Kunstmuseum, mittelalterliches Freilichtmuseum oder Ziegeleirevier – wer historische und kulturelle Ausflugsziele entdecken möchte, hat in und rund um Berlin jede Menge Auswahl. Doch wusstet ihr, wie vielseitig das Angebot wirklich ist? Sogar Fledermaus-Fans kommen auf ihre Kosten: Mitten im Naturpark Märkische Schweiz befindet sich ein historischer Gutshof, auf dessen Gelände heute Deutschlands einziges Fledermausmuseum untergebracht ist.

Das Museum verbindet Natur-, Arten- und Denkmalschutz und bietet spannende Einblicke in die Welt der Fledermäuse sowie in die Geschichte eines historischen Eiskellers, der heute als geschütztes Winterquartier für die Tiere dient. Das Museum liegt im kleinen Ort Julianenhof in der Gemeinde Märkische Höhe, rund 70 Kilometer östlich von Berlin. Die ruhige Lage mitten im Naturpark Märkische Schweiz macht den Besuch besonders reizvoll und lässt sich gut mit einer Wanderung oder einem Ausflug in die Umgebung verbinden.

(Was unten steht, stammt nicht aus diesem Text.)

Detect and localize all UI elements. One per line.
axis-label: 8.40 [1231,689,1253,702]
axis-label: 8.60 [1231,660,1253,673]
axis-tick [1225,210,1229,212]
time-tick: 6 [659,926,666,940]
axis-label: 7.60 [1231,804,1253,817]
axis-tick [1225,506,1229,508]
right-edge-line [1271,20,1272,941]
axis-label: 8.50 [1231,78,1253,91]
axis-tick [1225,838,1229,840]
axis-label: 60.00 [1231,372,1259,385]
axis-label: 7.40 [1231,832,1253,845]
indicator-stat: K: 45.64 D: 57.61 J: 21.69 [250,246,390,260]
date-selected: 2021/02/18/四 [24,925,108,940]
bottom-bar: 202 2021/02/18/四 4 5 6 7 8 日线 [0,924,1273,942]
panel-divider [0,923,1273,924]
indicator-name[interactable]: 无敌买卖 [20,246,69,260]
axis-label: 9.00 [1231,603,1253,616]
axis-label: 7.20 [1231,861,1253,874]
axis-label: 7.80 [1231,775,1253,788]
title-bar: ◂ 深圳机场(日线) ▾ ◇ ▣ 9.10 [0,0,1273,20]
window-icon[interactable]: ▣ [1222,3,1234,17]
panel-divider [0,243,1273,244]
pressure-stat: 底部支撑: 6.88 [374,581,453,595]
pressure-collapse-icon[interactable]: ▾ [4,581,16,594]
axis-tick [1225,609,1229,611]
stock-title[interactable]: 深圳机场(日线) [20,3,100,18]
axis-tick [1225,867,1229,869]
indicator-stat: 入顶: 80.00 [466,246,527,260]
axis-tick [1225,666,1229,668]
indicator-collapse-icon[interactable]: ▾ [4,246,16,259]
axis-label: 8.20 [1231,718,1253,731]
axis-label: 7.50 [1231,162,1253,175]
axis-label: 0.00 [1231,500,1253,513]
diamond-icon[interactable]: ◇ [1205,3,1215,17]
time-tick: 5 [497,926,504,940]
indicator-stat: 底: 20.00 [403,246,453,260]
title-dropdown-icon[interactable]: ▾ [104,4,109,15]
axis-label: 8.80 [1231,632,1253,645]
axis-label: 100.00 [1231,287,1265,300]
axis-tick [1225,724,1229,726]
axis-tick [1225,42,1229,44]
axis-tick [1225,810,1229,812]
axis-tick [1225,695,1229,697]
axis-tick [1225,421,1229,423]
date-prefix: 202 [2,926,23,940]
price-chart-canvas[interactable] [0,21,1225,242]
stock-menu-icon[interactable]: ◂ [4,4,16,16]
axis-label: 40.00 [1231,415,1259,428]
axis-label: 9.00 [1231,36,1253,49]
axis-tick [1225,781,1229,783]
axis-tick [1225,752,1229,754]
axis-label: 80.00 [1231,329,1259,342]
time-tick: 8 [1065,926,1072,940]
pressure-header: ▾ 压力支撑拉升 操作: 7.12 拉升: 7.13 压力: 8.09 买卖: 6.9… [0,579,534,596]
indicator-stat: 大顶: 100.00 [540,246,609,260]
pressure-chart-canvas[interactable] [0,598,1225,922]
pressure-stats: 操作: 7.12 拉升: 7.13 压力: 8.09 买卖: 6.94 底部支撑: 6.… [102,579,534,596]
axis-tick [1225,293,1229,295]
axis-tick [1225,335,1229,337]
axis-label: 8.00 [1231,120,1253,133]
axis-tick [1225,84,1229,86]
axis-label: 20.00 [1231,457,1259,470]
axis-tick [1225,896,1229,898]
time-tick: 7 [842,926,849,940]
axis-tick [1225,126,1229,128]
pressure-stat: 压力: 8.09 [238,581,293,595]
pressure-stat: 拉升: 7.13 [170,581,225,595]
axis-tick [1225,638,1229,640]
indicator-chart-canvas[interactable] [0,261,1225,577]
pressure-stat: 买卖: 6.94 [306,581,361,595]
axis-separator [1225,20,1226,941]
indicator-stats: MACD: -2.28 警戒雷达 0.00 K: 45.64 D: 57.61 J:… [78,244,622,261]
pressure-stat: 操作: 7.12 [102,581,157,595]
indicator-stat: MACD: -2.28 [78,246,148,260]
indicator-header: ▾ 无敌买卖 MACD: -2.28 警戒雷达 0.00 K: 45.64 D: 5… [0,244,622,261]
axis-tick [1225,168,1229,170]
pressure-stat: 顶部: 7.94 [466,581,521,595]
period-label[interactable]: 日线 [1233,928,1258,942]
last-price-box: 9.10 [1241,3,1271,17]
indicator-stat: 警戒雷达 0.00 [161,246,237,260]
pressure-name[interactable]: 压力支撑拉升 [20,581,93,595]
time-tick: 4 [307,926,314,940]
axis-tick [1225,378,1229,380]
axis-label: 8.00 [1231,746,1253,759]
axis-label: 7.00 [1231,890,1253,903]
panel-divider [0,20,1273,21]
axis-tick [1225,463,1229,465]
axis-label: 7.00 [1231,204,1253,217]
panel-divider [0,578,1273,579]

Das Herzstück des Museums ist der historische Eiskeller des ehemaligen Gutshofes. Das unterirdische Bauwerk stammt aus dem 19. Jahrhundert und zählt mit einer Raumhöhe von rund fünf Metern und einer Grundfläche von fast 40 Quadratmetern zu den größten historischen Eiskellern Brandenburgs. Dank seiner bis zu 1,85 Meter starken Außenmauern mit integrierten Luftkammern konnte hier früher Eis bis zu zwei Jahre lang gelagert werden – lange bevor es elektrische Kühlschränke gab. Heute dient der restaurierte Eiskeller zahlreichen Fledermäusen als geschütztes Winterquartier und ist gleichzeitig Teil einer Ausstellung über historische Kühltechnik. Besucher erfahren hier, wie Lebensmittel früher ohne Strom gekühlt wurden und welche aufwendigen Techniken dafür nötig waren.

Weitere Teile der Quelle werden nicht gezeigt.